”The Middle Island” (Insula Media, or Mezzo)

Lopud is the most developed island of the small archipelago Elaphites in southern Croatia that stretches northwest of Dubrovnik, city of unique cultural and political history that was placed on UNESCO’s list of world heritage sights in 1979. Lopud itself has a long and interesting history, with its culture and architecture still recalling long gone ancient times. Through the history Lopud is well known as island of captains and a favourite place for the summer residence of the local aristocracy.Numerous remnants of Greek, Roman, and Slavic buildings, more than 30 remains of pre-Romanesque chapels and churches, a vast number of former summer manorsand several monasteries can be found.
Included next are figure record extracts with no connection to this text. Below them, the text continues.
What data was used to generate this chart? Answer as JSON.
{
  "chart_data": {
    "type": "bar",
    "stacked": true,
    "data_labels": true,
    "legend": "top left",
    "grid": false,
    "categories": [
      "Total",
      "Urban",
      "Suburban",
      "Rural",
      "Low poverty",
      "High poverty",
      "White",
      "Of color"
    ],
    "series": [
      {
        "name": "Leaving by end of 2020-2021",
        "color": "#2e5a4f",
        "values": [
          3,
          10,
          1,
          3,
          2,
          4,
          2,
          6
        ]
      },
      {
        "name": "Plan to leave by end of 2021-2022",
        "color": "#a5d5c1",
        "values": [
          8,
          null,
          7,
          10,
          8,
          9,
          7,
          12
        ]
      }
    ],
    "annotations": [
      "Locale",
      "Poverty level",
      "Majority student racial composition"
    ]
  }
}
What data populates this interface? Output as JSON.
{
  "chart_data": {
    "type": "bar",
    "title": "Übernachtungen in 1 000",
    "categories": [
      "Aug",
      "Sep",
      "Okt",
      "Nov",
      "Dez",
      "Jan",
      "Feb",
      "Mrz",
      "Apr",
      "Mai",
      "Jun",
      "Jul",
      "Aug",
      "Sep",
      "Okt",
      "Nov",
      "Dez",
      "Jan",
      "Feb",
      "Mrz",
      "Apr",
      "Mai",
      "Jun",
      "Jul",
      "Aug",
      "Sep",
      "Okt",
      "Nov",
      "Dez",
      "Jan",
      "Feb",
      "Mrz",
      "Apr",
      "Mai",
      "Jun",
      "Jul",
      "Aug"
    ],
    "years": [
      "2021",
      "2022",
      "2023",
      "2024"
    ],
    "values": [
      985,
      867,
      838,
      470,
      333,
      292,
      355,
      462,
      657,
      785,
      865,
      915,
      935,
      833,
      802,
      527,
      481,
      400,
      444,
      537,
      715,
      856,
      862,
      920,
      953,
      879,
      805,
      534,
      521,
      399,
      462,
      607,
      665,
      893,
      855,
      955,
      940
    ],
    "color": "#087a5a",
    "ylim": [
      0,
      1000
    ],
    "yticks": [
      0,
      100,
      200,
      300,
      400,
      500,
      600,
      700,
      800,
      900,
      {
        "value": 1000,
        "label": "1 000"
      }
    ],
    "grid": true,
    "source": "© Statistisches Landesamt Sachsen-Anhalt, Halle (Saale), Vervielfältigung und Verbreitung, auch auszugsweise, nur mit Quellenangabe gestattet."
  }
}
One of the main architectural attractions on island Lopud is the 15th-century Franciscan Monastery, which following nearly 20 years of adaptive restoration work, reopened its doors to the public in 2018, thus contributing again to the cultural life of the island.

The island itself is only 4,6 square kilometers (1.79 square miles) large surrounded by blue water of the Adriatic Sea. It has only one settlement also named Lopud. Inhabited Elaphites islands, Koločep, Lopud and Šipan, are connected with the mainland via daily ferry lines operated by Jadrolinija out of Dubrovnik. In the high season ferry runs 4 or 5 times per day, and in the low season it runs 3 to 5 times per day. Journey time is between 50 minutes and 1 hour depending on the route. Also private transfers from the mainland to Lopud can be easily arranged.

What is now Villa Mandofia it used to be an old ruin where my grandma’s family Mandofia used to live. Villa Mandofia was recently restored by the same architect who designed the island’s only hotel Lafodia. In 1936 my grandparents built restaurant Obala, which is still run by our family.